Abraçar definições políticas como “direita” e “esquerda” também acaba sendo pouco produtivo para os debates da série, uma vez que tais termos já carregam tantas conotações equivocadas e deturpadas para o público (e para os próprios personagens), além de contribuir para uma polarização alienante. Sendo assim, Nós Somos a Onda acaba expondo toda a sua vontade de se expressar, e de adicionar sua voz às discussões, mas sua falta de perspectiva e aprofundamento acaba colocando-a do lado de tantas outras produções que não visam construir uma reflexão social relevante, tanto quanto esperam apenas entreter o espectador. 

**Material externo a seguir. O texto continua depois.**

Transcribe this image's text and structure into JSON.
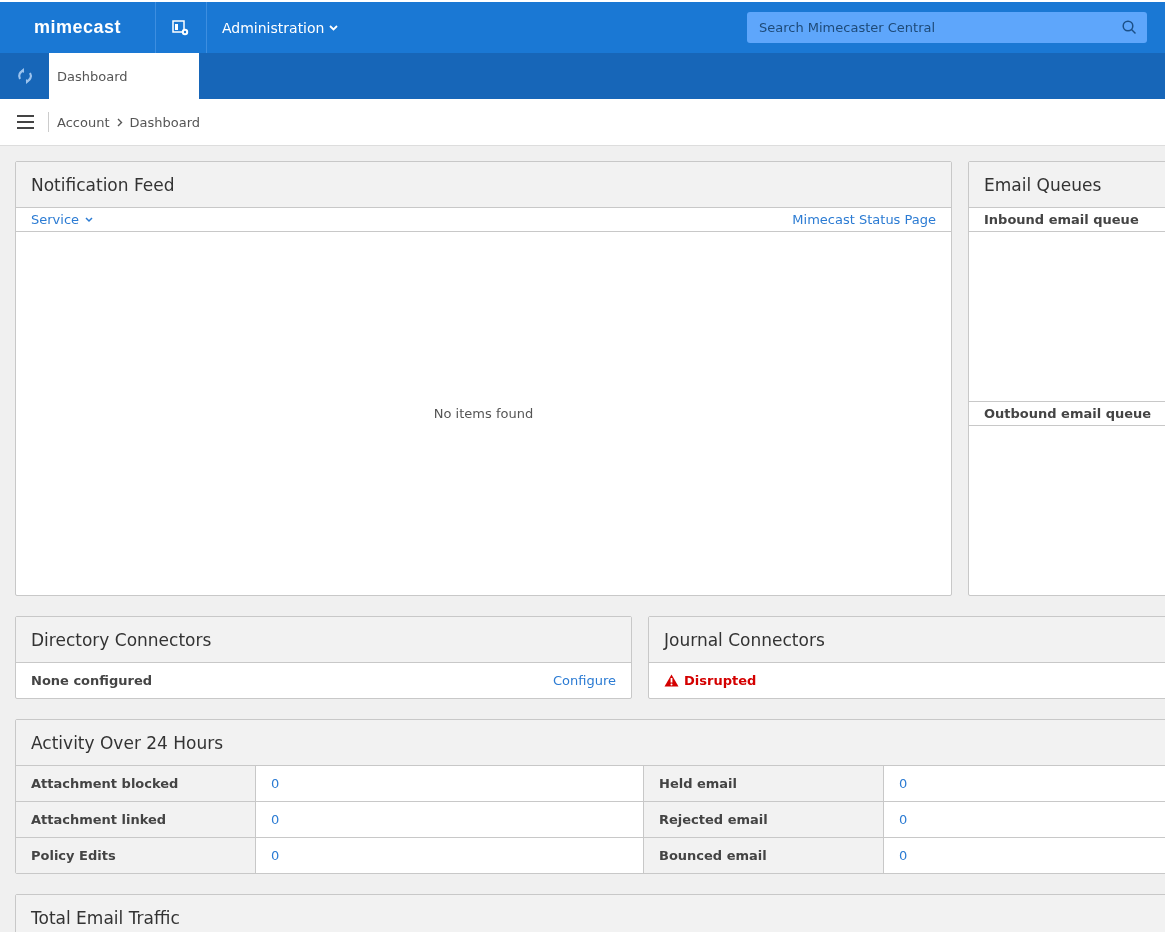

A evolução dos personagens, ao menos, mantém a série engajante até o final, e suas transformações pessoais são gratificantes para o espectador que acompanhá-los ao longo da temporada. Em momento algum, a série acaba deixando o ritmo cair, ou fica estagnada em uma única dinâmica para o grupo, o que faz com que uma maratona seja perfeitamente recomendável. E considerando o estado final da temporada, ainda há muito o que fazer com grupo em tramas futuras, com potencial suficiente para empolgar o espectador. 

Mas enquanto as denúncias contra o elitismo ou a higienização podem ter seu momentos de empolgação ao longo dos planos do grupo, ainda há muito espaço para se discutir o crescimento de um “movimento revolucionário” dentro do século XXI. Em partes, o espectador pode associar “A Onda” com figuras atuais como o grupo “Anonymous”, ou com o padrão de manifestações que percorre vários países do mundo. Mas a complexidade moral de um “movimento” que toma uma proporção nacional, é um terreno que só poderá ser explorado em uma possível segunda temporada. 

No fim das contas, Nós Somos a Onda é uma série que poderá ser ainda melhor aproveitada, caso o espectador esteja apenas procurando por uma trama juvenil excitante. O padrão que vem sendo percebido com as produções alemãs na Netflix continua presente por aqui, com um roteiro que sabe explorar sua estrutura narrativa para preencher os episódios de forma envolvente. Mas para saber se série conseguirá ter o mesmo impacto do filme, ainda precisaremos esperar mais algumas temporadas, e ver se os roteiristas tem algo a dizer sobre o espírito de rebelião que soa tão atraente para as gerações mais jovens, no mundo atual.